Essa mudança na pirâmide é no momento irreversível. Quem quiser testar há quantos anos começou a redução de filhos por casal e a redução na formação de casais, poderá também projetar quantos anos seriam necessários para reverter o resultado da condição. O fato que motiva a análise proposta, é o que se vê na oferta de entrantes ao sistema, colapsando os seus fatores de sustentação. A forma como o sistema funciona, depende de manter uma condição que está inexistente: o número de entrantes, equilibrado com o número de saídas. Na prática, entre outras observações, vivemos uma situação não prevista em que não temos pessoas em número suficiente para trabalhos que movimentam a estrutura criada de produção e consumo de bens e serviços. Os que deveriam ser entrantes neste sistema, para atender ao ciclo desejado, estão sendo priorizados para uma atividade que é excludente da outra.
Será de pouca dificuldade a percepção de que também na prática da vida atual, é impossível uma pessoa se dedicar a ciência, aos estudos, com a qualidade e produtividade que precisamos, ao mesmo tempo em que cumpre uma jornada de trabalho, com frequência diária e carga horária entre 40 e 48 horas semanais obrigatórias. Privilegiados podem escolher ou ter a escolha feita por seus familiares, quanto a dedicar-se ao estudo, a ciência ou ao trabalho, estando na faixa etária da pergunta inicial. Como resultado, os não privilegiados (indiscutível maioria), tentam forçar a igualdade de condições com o outro grupo, por perceber o antagonismo do trabalhar ou estudar. Também, por tendência em acreditar que na faixa etária citada, o melhor resultado futuro será alcançado, por quem possa somente estudar. Em cadeia e reação sistêmica, naturalmente o resultado depois de passado o tempo, não é dos melhores, considerando essa uma forma polida de se referir ao que é apresentado no dia a dia, a quem queira perceber sem recorrer a tolices.

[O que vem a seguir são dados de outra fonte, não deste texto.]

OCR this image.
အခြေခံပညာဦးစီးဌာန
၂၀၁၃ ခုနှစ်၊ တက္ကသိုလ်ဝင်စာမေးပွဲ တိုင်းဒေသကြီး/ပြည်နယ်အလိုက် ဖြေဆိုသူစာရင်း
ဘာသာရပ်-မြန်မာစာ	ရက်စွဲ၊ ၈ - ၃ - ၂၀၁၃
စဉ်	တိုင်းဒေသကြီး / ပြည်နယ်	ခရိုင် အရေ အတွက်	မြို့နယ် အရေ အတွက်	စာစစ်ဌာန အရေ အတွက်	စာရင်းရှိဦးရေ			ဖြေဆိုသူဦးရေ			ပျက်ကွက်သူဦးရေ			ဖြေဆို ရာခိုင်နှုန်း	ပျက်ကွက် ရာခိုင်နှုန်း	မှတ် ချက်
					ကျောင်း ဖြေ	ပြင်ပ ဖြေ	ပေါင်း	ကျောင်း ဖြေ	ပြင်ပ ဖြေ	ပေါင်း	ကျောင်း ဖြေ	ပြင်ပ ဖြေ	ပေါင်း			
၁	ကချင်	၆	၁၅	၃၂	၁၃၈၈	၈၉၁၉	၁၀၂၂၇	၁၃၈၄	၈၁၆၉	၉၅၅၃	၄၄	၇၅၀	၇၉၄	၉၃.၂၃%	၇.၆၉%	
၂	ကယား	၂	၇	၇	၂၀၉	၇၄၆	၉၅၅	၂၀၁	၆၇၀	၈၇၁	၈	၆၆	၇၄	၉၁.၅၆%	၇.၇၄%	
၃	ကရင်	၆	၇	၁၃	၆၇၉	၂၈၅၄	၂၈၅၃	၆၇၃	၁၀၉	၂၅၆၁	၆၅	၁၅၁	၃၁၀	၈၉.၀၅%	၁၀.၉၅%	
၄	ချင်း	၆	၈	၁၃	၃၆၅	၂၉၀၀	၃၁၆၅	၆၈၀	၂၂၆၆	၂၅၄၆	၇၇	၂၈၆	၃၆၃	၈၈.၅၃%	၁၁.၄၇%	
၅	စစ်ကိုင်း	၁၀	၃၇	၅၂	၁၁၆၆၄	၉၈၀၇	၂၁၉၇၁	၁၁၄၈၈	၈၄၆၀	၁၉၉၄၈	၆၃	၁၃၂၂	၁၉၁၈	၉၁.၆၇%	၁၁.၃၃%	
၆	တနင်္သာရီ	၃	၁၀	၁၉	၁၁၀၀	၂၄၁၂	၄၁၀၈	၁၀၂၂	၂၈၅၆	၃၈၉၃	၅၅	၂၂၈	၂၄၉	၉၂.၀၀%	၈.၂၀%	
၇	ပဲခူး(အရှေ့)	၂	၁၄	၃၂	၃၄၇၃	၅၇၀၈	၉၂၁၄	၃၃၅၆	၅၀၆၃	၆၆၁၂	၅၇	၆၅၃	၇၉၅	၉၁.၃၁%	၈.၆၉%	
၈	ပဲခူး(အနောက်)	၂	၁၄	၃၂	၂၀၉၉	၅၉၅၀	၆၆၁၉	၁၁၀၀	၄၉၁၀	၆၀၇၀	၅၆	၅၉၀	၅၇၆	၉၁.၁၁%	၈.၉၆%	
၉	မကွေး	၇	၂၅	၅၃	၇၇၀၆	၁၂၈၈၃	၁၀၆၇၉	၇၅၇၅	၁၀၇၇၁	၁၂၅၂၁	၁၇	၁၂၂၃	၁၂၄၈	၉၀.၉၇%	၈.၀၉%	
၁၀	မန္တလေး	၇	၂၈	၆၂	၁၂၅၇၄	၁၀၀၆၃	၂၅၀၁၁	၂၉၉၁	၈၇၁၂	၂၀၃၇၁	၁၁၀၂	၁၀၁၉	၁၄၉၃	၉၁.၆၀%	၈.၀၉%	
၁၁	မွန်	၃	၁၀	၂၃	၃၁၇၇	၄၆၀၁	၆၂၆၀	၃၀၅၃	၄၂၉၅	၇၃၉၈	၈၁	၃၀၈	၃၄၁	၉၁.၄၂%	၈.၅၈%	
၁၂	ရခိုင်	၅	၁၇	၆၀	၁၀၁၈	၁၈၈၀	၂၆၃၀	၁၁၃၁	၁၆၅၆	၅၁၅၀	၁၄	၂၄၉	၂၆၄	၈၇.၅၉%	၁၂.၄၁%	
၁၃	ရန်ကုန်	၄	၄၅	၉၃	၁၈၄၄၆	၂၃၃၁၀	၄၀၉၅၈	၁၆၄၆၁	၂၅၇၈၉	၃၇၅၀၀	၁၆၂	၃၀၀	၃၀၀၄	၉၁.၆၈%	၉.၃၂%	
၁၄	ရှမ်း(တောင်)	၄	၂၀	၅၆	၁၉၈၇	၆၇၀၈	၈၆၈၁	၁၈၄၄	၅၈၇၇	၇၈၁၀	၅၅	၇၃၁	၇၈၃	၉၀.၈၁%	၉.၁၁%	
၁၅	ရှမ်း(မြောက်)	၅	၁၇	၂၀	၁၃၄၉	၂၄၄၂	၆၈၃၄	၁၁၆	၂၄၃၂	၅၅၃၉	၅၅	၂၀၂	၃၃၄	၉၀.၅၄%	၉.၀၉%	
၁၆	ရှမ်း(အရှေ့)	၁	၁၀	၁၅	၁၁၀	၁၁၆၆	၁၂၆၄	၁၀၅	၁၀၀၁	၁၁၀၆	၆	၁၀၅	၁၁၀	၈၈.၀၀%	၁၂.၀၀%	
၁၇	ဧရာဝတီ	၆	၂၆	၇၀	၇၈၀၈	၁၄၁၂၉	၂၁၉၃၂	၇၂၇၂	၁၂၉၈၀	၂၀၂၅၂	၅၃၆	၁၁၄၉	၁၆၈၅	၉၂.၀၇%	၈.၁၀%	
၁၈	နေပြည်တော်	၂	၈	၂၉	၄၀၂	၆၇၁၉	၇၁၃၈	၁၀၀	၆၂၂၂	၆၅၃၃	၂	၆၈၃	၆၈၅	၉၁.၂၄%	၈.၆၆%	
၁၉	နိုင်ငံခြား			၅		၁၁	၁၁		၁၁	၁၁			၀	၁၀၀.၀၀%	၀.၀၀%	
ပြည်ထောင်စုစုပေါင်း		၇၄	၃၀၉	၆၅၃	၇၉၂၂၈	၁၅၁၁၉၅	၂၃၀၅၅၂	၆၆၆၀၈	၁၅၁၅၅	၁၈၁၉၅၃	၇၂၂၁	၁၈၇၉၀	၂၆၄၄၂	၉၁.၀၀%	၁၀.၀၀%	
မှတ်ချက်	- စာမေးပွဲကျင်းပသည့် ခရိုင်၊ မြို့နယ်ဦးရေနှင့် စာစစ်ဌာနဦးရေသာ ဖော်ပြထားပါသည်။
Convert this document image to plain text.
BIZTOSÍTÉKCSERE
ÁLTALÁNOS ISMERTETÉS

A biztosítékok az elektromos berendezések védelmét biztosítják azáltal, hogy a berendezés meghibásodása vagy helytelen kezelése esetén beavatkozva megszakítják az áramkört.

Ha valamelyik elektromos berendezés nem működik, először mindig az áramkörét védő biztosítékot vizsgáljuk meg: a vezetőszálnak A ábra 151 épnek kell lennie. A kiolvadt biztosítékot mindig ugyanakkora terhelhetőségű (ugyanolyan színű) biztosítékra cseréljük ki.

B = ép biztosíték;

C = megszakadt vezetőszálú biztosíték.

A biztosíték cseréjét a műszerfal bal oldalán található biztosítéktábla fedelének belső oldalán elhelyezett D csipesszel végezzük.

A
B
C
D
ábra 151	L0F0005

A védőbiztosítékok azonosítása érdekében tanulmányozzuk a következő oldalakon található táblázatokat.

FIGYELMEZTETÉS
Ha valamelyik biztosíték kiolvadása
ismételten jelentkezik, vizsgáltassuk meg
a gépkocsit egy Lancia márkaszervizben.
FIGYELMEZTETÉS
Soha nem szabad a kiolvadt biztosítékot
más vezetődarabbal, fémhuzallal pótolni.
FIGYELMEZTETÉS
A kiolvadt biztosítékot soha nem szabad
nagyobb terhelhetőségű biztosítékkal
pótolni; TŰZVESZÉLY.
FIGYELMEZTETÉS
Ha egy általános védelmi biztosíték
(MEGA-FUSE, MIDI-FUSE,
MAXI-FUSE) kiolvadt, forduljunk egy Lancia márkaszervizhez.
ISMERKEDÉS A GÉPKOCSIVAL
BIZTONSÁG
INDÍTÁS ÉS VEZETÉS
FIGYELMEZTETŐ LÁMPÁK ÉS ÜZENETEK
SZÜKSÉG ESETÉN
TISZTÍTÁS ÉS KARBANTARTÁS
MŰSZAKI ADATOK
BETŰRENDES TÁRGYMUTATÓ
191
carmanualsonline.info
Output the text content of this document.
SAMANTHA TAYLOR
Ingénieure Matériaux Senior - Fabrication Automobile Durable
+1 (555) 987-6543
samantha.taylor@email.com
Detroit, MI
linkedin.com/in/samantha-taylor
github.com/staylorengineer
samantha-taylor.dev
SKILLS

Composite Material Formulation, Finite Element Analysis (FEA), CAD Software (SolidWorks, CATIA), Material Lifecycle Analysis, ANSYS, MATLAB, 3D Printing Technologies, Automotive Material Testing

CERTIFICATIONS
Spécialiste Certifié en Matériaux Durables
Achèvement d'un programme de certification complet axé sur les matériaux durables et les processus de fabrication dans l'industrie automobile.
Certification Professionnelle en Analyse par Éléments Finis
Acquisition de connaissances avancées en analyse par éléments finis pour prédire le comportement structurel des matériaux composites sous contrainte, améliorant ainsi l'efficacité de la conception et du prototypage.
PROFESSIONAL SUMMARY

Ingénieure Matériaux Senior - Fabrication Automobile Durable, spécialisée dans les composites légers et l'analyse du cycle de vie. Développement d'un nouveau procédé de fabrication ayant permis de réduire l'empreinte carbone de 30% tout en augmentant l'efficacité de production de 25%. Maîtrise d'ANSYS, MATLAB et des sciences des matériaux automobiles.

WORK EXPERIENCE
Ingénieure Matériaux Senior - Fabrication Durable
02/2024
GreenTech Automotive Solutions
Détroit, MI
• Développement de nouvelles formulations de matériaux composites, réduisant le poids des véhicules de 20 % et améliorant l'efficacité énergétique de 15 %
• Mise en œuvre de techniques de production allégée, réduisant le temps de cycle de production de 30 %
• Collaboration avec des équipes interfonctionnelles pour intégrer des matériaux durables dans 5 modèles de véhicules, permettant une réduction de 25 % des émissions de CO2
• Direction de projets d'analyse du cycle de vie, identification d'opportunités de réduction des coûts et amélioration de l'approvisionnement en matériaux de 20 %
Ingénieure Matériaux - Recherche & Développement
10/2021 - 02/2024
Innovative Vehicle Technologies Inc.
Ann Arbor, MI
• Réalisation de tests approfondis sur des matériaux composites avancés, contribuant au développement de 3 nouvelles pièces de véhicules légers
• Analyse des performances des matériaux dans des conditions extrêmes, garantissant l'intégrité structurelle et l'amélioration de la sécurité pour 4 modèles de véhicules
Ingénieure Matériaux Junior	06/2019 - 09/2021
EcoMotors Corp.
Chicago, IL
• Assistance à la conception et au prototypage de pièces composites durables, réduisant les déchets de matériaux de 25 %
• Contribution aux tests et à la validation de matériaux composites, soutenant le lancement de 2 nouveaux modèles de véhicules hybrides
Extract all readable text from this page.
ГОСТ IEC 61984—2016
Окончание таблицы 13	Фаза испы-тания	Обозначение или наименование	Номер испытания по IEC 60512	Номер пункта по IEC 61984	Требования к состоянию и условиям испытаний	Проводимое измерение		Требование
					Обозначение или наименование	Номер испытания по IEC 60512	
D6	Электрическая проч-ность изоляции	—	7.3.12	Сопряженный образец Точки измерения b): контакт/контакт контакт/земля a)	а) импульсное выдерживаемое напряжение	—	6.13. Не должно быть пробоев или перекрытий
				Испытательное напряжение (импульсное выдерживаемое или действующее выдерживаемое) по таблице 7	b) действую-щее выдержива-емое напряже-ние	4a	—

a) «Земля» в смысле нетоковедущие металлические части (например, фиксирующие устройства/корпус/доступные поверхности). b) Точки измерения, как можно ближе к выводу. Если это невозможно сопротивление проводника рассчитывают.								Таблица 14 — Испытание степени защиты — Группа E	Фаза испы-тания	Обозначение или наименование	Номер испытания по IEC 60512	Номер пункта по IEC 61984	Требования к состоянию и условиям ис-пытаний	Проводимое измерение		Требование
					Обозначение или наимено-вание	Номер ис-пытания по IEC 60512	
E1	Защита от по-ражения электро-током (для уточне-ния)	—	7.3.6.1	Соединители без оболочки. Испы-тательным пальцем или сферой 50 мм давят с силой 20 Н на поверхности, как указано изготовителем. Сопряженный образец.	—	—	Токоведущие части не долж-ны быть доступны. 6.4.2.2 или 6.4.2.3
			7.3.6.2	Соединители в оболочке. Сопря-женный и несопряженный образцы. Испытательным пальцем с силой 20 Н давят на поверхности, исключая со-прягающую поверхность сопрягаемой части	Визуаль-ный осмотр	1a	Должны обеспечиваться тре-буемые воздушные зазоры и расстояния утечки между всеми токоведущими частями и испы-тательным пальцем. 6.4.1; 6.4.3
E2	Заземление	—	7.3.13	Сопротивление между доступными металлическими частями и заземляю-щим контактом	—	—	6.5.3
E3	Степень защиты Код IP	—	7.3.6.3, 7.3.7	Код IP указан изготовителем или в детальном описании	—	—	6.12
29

O maior grupo de pessoas, quando considerada a passagem do tempo de vida em linha constante, chegará na idade em que o corpo naturalmente, mesmo com uso de fármacos, reduz a força, agilidade e resistência, sem que possa agora dedicar-se a praticar ou iniciar a ciência. O motivo é também de simples entendimento e percepção: o meio onde isso acontece, está formatado e hermeticamente funcionando, com foco nos entrantes entre 16 e 24 anos. Em alguns casos, quem exerce a barreira de entrada ao grupo fora da faixa etária prevista, usa um fator que já foi citado, através da resposta quase clichê: “uma pessoa acima desta faixa etária, não terá tempo de aplicar o que estudou ou desenvolveu”. Não é preconceito, nem mesmo pode ser considerado erro, é apenas uma forma sutil de sintetizar algo como: não encha o saco, o sistema está redondinho, testado, rodando e adequado para este formato, não tem como mudar e se tem não querermos fazer”.
Parece o fruto de sabedoria e na verdade é uma tolice. Sabe-se que o resultado de uma etapa, impacta no de outra. Imaginava-se que a sequência seria progressiva, haveria entradas e saídas em abundância e equilíbrio. Agora a sequência está tendendo a ser regressiva, observe uma das provas disso. Parte do que era desejado, não está alcançando o resultado adequado. No andamento do sistema, entrou em colapso a variável que manteria o mesmo alimentado por entrantes entre 16 e 24 anos, no fluxo de produção de bens e serviços. Na prática, o colapso da mão de obra fabril. Não há entrantes nas atividades que demandam força física, agilidade e resistência, por justificativas já conhecidas, como a citada redução da quantidade de filhos por casal e de casais, a falta de atratividade financeira para realizar trabalhos ditos como chatos.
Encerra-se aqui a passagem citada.